Joe Troop, founder of Grammy-nominated Argentinian-American string band Che Apalache, is looking for a little hope. Troop’s solo album, Borrowed Time, out Friday on Free Dirt Records, continues a career in music that’s deeply embedded in, and built on, activism.
Growing up openly gay in North Carolina meant Troop learned early on how to be empathetic toward people who don’t look the same or share similar culture — and Troop’s experience visiting a migrant shelter in Mexico during the pandemic has changed his music forever. During one visit, Troop visited the grave of a 16-year old migrant boy who died in the desert trying to cross the border. Troop says it shook him to his core, and led to his developing a website to coincide with the album that raises money for the La Casa de la Divina Misericordia y Todas las Naciones migrant shelter in Nogales, Sonora, Mexico.
Borrowed Time, co-produced by Troop and Jason Richmond, boasts tracks like “Mercy For Migrants,” which features singer-songwriter Abigail Washburn on backup vocals and harmony. The track also features banjo virtuoso Belá Fleck, who previously produced a Che Apalache album — and Troop expresses gratitude for their artistry, because it gives the activist side of his work an additional audience and awareness boost. However, Troop says the real focus is on migrants who need help to survive, not on his career or ego.
“I have no intentions on proselytizing,” Troop says. “I don’t want to be some great revered famous person, I’m just another human being trying to cope with these desperate times.”
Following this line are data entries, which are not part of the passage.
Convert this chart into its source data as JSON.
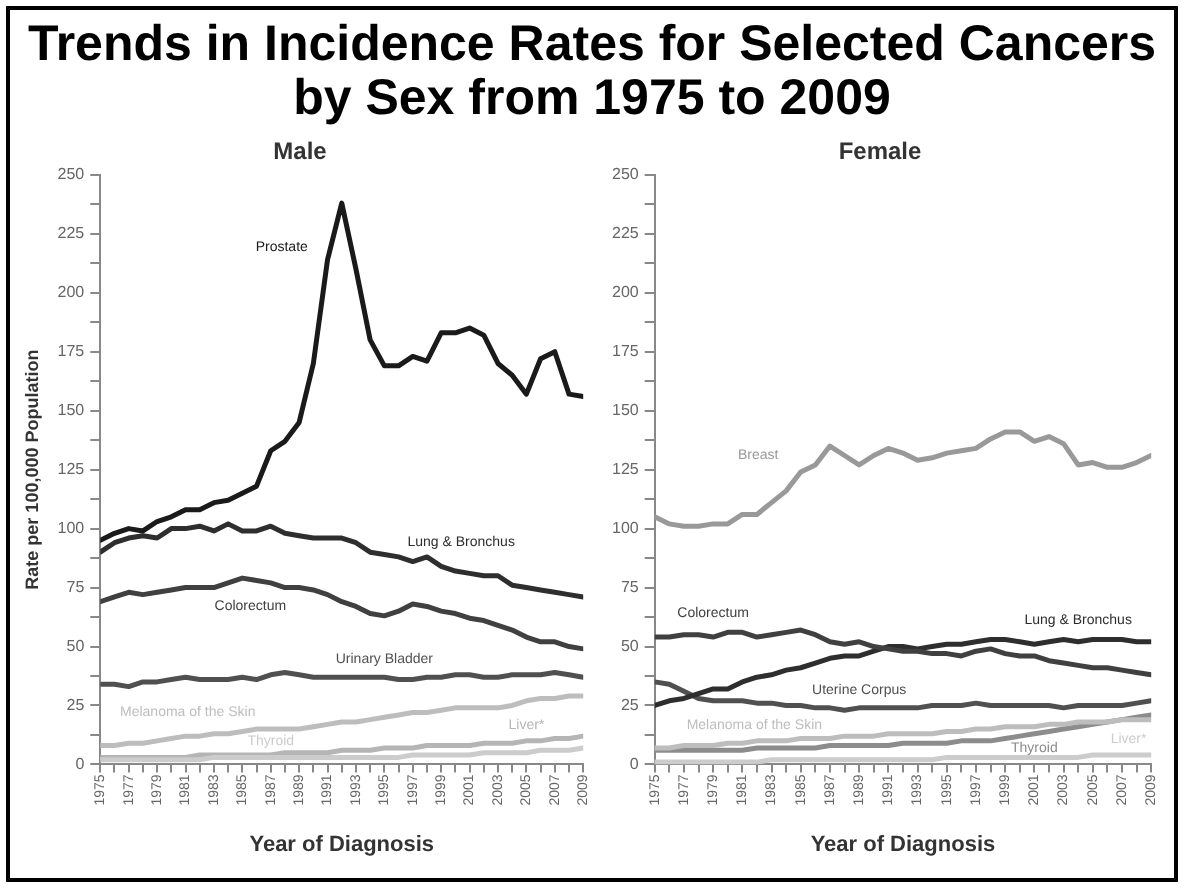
{
  "chart_data": [
    {
      "type": "line",
      "title": "Trends in Incidence Rates for Selected Cancers by Sex from 1975 to 2009",
      "subtitle": "Male",
      "xlabel": "Year of Diagnosis",
      "ylabel": "Rate per 100,000 Population",
      "x": [
        1975,
        1976,
        1977,
        1978,
        1979,
        1980,
        1981,
        1982,
        1983,
        1984,
        1985,
        1986,
        1987,
        1988,
        1989,
        1990,
        1991,
        1992,
        1993,
        1994,
        1995,
        1996,
        1997,
        1998,
        1999,
        2000,
        2001,
        2002,
        2003,
        2004,
        2005,
        2006,
        2007,
        2008,
        2009
      ],
      "xlim": [
        1975,
        2009
      ],
      "xticks": [
        1975,
        {
          "value": 1976,
          "label": null
        },
        1977,
        {
          "value": 1978,
          "label": null
        },
        1979,
        {
          "value": 1980,
          "label": null
        },
        1981,
        {
          "value": 1982,
          "label": null
        },
        1983,
        {
          "value": 1984,
          "label": null
        },
        1985,
        {
          "value": 1986,
          "label": null
        },
        1987,
        {
          "value": 1988,
          "label": null
        },
        1989,
        {
          "value": 1990,
          "label": null
        },
        1991,
        {
          "value": 1992,
          "label": null
        },
        1993,
        {
          "value": 1994,
          "label": null
        },
        1995,
        {
          "value": 1996,
          "label": null
        },
        1997,
        {
          "value": 1998,
          "label": null
        },
        1999,
        {
          "value": 2000,
          "label": null
        },
        2001,
        {
          "value": 2002,
          "label": null
        },
        2003,
        {
          "value": 2004,
          "label": null
        },
        2005,
        {
          "value": 2006,
          "label": null
        },
        2007,
        {
          "value": 2008,
          "label": null
        },
        2009
      ],
      "ylim": [
        0,
        250
      ],
      "yticks": [
        0,
        {
          "value": 12.5,
          "label": null
        },
        25,
        {
          "value": 37.5,
          "label": null
        },
        50,
        {
          "value": 62.5,
          "label": null
        },
        75,
        {
          "value": 87.5,
          "label": null
        },
        100,
        {
          "value": 112.5,
          "label": null
        },
        125,
        {
          "value": 137.5,
          "label": null
        },
        150,
        {
          "value": 162.5,
          "label": null
        },
        175,
        {
          "value": 187.5,
          "label": null
        },
        200,
        {
          "value": 212.5,
          "label": null
        },
        225,
        {
          "value": 237.5,
          "label": null
        },
        250
      ],
      "grid": false,
      "legend": false,
      "series": [
        {
          "name": "Prostate",
          "color": "#1a1a1a",
          "values": [
            95,
            98,
            100,
            99,
            103,
            105,
            108,
            108,
            111,
            112,
            115,
            118,
            133,
            137,
            145,
            170,
            214,
            238,
            210,
            180,
            169,
            169,
            173,
            171,
            183,
            183,
            185,
            182,
            170,
            165,
            157,
            172,
            175,
            157,
            156
          ]
        },
        {
          "name": "Lung & Bronchus",
          "color": "#2e2e2e",
          "values": [
            90,
            94,
            96,
            97,
            96,
            100,
            100,
            101,
            99,
            102,
            99,
            99,
            101,
            98,
            97,
            96,
            96,
            96,
            94,
            90,
            89,
            88,
            86,
            88,
            84,
            82,
            81,
            80,
            80,
            76,
            75,
            74,
            73,
            72,
            71
          ]
        },
        {
          "name": "Colorectum",
          "color": "#404040",
          "values": [
            69,
            71,
            73,
            72,
            73,
            74,
            75,
            75,
            75,
            77,
            79,
            78,
            77,
            75,
            75,
            74,
            72,
            69,
            67,
            64,
            63,
            65,
            68,
            67,
            65,
            64,
            62,
            61,
            59,
            57,
            54,
            52,
            52,
            50,
            49
          ]
        },
        {
          "name": "Urinary Bladder",
          "color": "#505050",
          "values": [
            34,
            34,
            33,
            35,
            35,
            36,
            37,
            36,
            36,
            36,
            37,
            36,
            38,
            39,
            38,
            37,
            37,
            37,
            37,
            37,
            37,
            36,
            36,
            37,
            37,
            38,
            38,
            37,
            37,
            38,
            38,
            38,
            39,
            38,
            37
          ]
        },
        {
          "name": "Melanoma of the Skin",
          "color": "#bdbdbd",
          "values": [
            8,
            8,
            9,
            9,
            10,
            11,
            12,
            12,
            13,
            13,
            14,
            15,
            15,
            15,
            15,
            16,
            17,
            18,
            18,
            19,
            20,
            21,
            22,
            22,
            23,
            24,
            24,
            24,
            24,
            25,
            27,
            28,
            28,
            29,
            29
          ]
        },
        {
          "name": "Thyroid",
          "color": "#cccccc",
          "values": [
            2,
            2,
            2,
            2,
            2,
            2,
            2,
            2,
            3,
            3,
            3,
            3,
            3,
            3,
            3,
            3,
            3,
            3,
            3,
            3,
            3,
            3,
            4,
            4,
            4,
            4,
            4,
            5,
            5,
            5,
            5,
            6,
            6,
            6,
            7
          ]
        },
        {
          "name": "Liver*",
          "color": "#b5b5b5",
          "values": [
            3,
            3,
            3,
            3,
            3,
            3,
            3,
            4,
            4,
            4,
            4,
            4,
            4,
            5,
            5,
            5,
            5,
            6,
            6,
            6,
            7,
            7,
            7,
            8,
            8,
            8,
            8,
            9,
            9,
            9,
            10,
            10,
            11,
            11,
            12
          ]
        }
      ]
    },
    {
      "type": "line",
      "title": "Female",
      "xlabel": "Year of Diagnosis",
      "x": [
        1975,
        1976,
        1977,
        1978,
        1979,
        1980,
        1981,
        1982,
        1983,
        1984,
        1985,
        1986,
        1987,
        1988,
        1989,
        1990,
        1991,
        1992,
        1993,
        1994,
        1995,
        1996,
        1997,
        1998,
        1999,
        2000,
        2001,
        2002,
        2003,
        2004,
        2005,
        2006,
        2007,
        2008,
        2009
      ],
      "xlim": [
        1975,
        2009
      ],
      "xticks": [
        1975,
        {
          "value": 1976,
          "label": null
        },
        1977,
        {
          "value": 1978,
          "label": null
        },
        1979,
        {
          "value": 1980,
          "label": null
        },
        1981,
        {
          "value": 1982,
          "label": null
        },
        1983,
        {
          "value": 1984,
          "label": null
        },
        1985,
        {
          "value": 1986,
          "label": null
        },
        1987,
        {
          "value": 1988,
          "label": null
        },
        1989,
        {
          "value": 1990,
          "label": null
        },
        1991,
        {
          "value": 1992,
          "label": null
        },
        1993,
        {
          "value": 1994,
          "label": null
        },
        1995,
        {
          "value": 1996,
          "label": null
        },
        1997,
        {
          "value": 1998,
          "label": null
        },
        1999,
        {
          "value": 2000,
          "label": null
        },
        2001,
        {
          "value": 2002,
          "label": null
        },
        2003,
        {
          "value": 2004,
          "label": null
        },
        2005,
        {
          "value": 2006,
          "label": null
        },
        2007,
        {
          "value": 2008,
          "label": null
        },
        2009
      ],
      "ylim": [
        0,
        250
      ],
      "yticks": [
        0,
        {
          "value": 12.5,
          "label": null
        },
        25,
        {
          "value": 37.5,
          "label": null
        },
        50,
        {
          "value": 62.5,
          "label": null
        },
        75,
        {
          "value": 87.5,
          "label": null
        },
        100,
        {
          "value": 112.5,
          "label": null
        },
        125,
        {
          "value": 137.5,
          "label": null
        },
        150,
        {
          "value": 162.5,
          "label": null
        },
        175,
        {
          "value": 187.5,
          "label": null
        },
        200,
        {
          "value": 212.5,
          "label": null
        },
        225,
        {
          "value": 237.5,
          "label": null
        },
        250
      ],
      "grid": false,
      "legend": false,
      "series": [
        {
          "name": "Breast",
          "color": "#999999",
          "values": [
            105,
            102,
            101,
            101,
            102,
            102,
            106,
            106,
            111,
            116,
            124,
            127,
            135,
            131,
            127,
            131,
            134,
            132,
            129,
            130,
            132,
            133,
            134,
            138,
            141,
            141,
            137,
            139,
            136,
            127,
            128,
            126,
            126,
            128,
            131
          ]
        },
        {
          "name": "Colorectum",
          "color": "#404040",
          "values": [
            54,
            54,
            55,
            55,
            54,
            56,
            56,
            54,
            55,
            56,
            57,
            55,
            52,
            51,
            52,
            50,
            49,
            48,
            48,
            47,
            47,
            46,
            48,
            49,
            47,
            46,
            46,
            44,
            43,
            42,
            41,
            41,
            40,
            39,
            38
          ]
        },
        {
          "name": "Lung & Bronchus",
          "color": "#2e2e2e",
          "values": [
            25,
            27,
            28,
            30,
            32,
            32,
            35,
            37,
            38,
            40,
            41,
            43,
            45,
            46,
            46,
            48,
            50,
            50,
            49,
            50,
            51,
            51,
            52,
            53,
            53,
            52,
            51,
            52,
            53,
            52,
            53,
            53,
            53,
            52,
            52
          ]
        },
        {
          "name": "Uterine Corpus",
          "color": "#505050",
          "values": [
            35,
            34,
            31,
            28,
            27,
            27,
            27,
            26,
            26,
            25,
            25,
            24,
            24,
            23,
            24,
            24,
            24,
            24,
            24,
            25,
            25,
            25,
            26,
            25,
            25,
            25,
            25,
            25,
            24,
            25,
            25,
            25,
            25,
            26,
            27
          ]
        },
        {
          "name": "Melanoma of the Skin",
          "color": "#bdbdbd",
          "values": [
            7,
            7,
            8,
            8,
            8,
            9,
            9,
            10,
            10,
            10,
            11,
            11,
            11,
            12,
            12,
            12,
            13,
            13,
            13,
            13,
            14,
            14,
            15,
            15,
            16,
            16,
            16,
            17,
            17,
            18,
            18,
            18,
            19,
            19,
            19
          ]
        },
        {
          "name": "Thyroid",
          "color": "#8c8c8c",
          "values": [
            6,
            6,
            6,
            6,
            6,
            6,
            6,
            7,
            7,
            7,
            7,
            7,
            8,
            8,
            8,
            8,
            8,
            9,
            9,
            9,
            9,
            10,
            10,
            10,
            11,
            12,
            13,
            14,
            15,
            16,
            17,
            18,
            19,
            20,
            21
          ]
        },
        {
          "name": "Liver*",
          "color": "#cccccc",
          "values": [
            1,
            1,
            1,
            1,
            1,
            1,
            1,
            1,
            2,
            2,
            2,
            2,
            2,
            2,
            2,
            2,
            2,
            2,
            2,
            2,
            3,
            3,
            3,
            3,
            3,
            3,
            3,
            3,
            3,
            3,
            4,
            4,
            4,
            4,
            4
          ]
        }
      ]
    }
  ]
}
Fleck, the 15-time Grammy-winning artist and producer, says he first met Troop at a his 2018 banjo camp where Troop “knocked everyone senseless.” He admires Troop’s bravery and enjoys supporting artists with a message. “I try hard to avoid doing things that don’t matter to me,” Fleck told Billboard via email. “This does.”
To coincide with the album, Troop is also releasing a documentary made with multimedia brand GemsOnVHS (best known for capturing live field recordings), which follows the life of labor and union leader Baldemar Velásquez, co-founder of the Farm Labor Organizing Committee. The documentary will begin releasing episodes in late September, and Troop says he was inspired by the way Velásquez uses music to organize workers. Velásquez, who grew up working as a farm hand and heard his mother sing to keep the workers motivated on long day, learned to organize from the best — Pete Seeger, the late legendary, union-loving folk singer who made songs like “Which Side Are You On” famous.
When Velásquez met Troop a few months ago, he says the two immediately hit it off. “I’m hoping with [Joe’s] music we can bring attention to inequities, and bring farmers and farm workers together,” Velásquez says. “I’m hoping [to] bring some healing in the rural parts of America.”
Promoting the new record and documentary together is a first for Free Dirt, according the label’s general manager Jonathan Een Newton. The label’s roster includes Allison de Groot & Tatiana Hargreaves, bluegrass icons Hazel Dickens and Alice Gerrard and Jake Blount. Een Newton says they look for artists with a strong message, and were impressed with Troop when he was touring with Che Apalache.
“It’s great when musicians put their careers — and not everyone can, because you have to make a living — but really put their careers on the line saying things that are uncomfortable,” Een Newton says. “Joe exemplifies that. Joe is interested in changing minds and hearts.” Een Newton says many of Troop’s press releases and radio promos are translated into Spanish to reach wider audiences, and that great care is taken with Troop and all the label’s artists to make sure the emotional, activist messages come through in promo materials loud and clear.
Troop will tour this fall with dates planned in Nashville, Baltimore, Chicago, and other cities, including in his home state of North Carolina. He says he hopes people will continue to support musicians by getting vaccinated and wearing masks, so they can safely attend shows and help artists who’ve been hurt financially by the pandemic. Above all, though, Troop hopes his music will help him make sense of a complicated world, and that it brings real change to migrants and farm workers who are desperate for better lives.
“I just hope the music can be healing,” Troop says. “I want it to be medicine to people.”